Nearly 99.21 percent of its public shareholders voted in favour of the proposed scheme at a meeting convened by the National Company Law Tribunal, Max India said.

“This is a significant progress for the comprehensive scheme that involves a series of transactions, including demerger of Radiant’s healthcare assets into Max Healthcare which will result in KKR-backed Radiant acquiring a majority stake in Max Healthcare and listing of the combined Max Healthcare and new ‘Max India’ respectively,” the company said.
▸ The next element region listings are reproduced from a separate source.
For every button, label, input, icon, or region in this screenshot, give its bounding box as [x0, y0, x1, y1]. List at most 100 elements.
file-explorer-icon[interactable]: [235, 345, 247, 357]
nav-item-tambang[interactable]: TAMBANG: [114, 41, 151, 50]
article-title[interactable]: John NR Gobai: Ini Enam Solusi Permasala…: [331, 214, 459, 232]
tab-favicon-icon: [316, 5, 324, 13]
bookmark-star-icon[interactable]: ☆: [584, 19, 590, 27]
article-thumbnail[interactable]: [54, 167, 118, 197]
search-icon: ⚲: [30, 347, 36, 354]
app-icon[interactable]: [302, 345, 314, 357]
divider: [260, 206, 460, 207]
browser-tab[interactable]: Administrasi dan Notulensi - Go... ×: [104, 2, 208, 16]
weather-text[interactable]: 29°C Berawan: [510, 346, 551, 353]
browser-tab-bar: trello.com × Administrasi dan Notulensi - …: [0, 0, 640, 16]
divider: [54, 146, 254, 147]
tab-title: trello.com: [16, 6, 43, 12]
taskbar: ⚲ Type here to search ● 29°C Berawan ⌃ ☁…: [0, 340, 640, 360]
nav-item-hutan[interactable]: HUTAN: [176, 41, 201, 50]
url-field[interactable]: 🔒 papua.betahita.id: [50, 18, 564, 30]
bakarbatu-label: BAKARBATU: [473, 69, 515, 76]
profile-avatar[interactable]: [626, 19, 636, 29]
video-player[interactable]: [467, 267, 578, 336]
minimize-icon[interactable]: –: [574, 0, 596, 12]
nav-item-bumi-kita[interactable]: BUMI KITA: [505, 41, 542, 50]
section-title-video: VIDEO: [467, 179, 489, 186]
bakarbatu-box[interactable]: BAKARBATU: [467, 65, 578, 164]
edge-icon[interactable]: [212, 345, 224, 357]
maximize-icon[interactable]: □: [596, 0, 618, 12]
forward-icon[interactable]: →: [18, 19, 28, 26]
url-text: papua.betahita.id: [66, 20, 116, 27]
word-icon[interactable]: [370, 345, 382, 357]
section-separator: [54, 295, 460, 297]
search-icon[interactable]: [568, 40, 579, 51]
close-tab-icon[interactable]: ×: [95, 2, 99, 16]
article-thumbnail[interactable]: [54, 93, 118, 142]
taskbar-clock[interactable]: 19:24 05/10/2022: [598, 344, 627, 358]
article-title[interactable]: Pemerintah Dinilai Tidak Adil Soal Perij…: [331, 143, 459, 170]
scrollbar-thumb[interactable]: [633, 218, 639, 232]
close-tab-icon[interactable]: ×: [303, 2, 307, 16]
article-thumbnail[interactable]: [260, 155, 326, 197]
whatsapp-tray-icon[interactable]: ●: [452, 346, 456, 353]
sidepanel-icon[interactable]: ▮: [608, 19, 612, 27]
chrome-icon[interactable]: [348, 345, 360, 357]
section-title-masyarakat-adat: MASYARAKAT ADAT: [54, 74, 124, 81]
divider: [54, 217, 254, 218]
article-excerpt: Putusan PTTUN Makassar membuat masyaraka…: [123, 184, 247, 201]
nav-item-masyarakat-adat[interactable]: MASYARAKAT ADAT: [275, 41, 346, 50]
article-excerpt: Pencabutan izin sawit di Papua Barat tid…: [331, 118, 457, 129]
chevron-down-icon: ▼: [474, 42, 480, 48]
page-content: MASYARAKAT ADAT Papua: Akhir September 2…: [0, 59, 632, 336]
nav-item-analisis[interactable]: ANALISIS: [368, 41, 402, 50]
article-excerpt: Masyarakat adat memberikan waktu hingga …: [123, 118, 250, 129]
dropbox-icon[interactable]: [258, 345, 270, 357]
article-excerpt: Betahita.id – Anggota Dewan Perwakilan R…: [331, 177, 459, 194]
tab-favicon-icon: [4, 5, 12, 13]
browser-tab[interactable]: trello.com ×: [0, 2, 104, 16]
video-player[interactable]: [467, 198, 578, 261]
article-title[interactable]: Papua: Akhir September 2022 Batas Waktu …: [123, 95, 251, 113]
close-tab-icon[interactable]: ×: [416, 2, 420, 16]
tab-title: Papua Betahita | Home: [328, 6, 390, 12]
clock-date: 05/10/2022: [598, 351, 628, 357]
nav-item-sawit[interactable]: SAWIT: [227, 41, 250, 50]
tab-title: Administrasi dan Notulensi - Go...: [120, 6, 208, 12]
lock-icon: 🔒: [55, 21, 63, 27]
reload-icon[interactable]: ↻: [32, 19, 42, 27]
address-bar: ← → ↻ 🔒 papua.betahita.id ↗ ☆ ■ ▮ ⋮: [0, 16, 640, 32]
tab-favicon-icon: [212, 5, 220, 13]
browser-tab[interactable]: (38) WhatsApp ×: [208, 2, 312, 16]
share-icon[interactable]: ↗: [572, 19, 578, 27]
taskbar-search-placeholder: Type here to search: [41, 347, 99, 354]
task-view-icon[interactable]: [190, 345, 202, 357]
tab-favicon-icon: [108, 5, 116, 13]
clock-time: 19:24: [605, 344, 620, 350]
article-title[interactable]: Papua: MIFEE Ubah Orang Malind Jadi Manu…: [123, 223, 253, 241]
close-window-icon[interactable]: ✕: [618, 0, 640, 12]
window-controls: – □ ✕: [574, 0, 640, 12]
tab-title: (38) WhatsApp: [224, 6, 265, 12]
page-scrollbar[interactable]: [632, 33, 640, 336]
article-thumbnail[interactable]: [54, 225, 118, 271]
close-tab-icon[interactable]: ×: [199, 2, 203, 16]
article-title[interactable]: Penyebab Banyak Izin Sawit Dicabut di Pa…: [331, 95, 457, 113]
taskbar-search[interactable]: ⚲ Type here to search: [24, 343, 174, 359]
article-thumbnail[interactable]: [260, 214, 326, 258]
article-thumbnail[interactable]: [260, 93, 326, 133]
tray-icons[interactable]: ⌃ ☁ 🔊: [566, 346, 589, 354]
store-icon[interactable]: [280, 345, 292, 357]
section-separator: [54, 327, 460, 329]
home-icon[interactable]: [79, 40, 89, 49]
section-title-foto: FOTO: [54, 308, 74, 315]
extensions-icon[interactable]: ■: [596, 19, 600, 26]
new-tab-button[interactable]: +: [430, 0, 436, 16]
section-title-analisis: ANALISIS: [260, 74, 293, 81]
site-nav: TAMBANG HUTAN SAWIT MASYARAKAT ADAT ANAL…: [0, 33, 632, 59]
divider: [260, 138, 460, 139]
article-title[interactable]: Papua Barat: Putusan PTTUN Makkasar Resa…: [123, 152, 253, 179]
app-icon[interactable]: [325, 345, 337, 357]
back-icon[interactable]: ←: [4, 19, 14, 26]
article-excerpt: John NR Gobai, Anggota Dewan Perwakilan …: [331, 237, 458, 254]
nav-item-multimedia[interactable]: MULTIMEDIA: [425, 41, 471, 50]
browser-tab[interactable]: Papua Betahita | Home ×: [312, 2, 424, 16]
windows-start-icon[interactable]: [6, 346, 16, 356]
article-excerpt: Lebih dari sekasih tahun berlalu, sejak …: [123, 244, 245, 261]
The merger is expected to be completed by the end of ongoing financial year. The merged entity will operate over 3,200 beds through 16 hospitals across India and will be among the top three by revenue and the fourth-largest by beds, the company said.

Scheme Of Composition

The deal is structured as follows:

  • Max India will demerge its non-healthcare businesses into a new wholly-owned subsidiary of Max India whose shares will be listed separately. This new company will be spun off and shareholders of Max India will receive one share for every five shares held in Max India.
  • Radiant’s healthcare assets will be demerged into Max Healthcare with simultaneous merger of Max India into Max Healthcare. Shareholders of Max India will receive 99 shares of the combined entity for every 100 shares held in Max India.
  • After the merger, Max India will get dissolved without being wound up and shares of the merged entity will be listed on the exchanges.

As the immediate next step towards the conclusion of the transaction, the second motion petition for approval of the scheme is expected to be filed with NCLT during the current month, Max India said in a statement.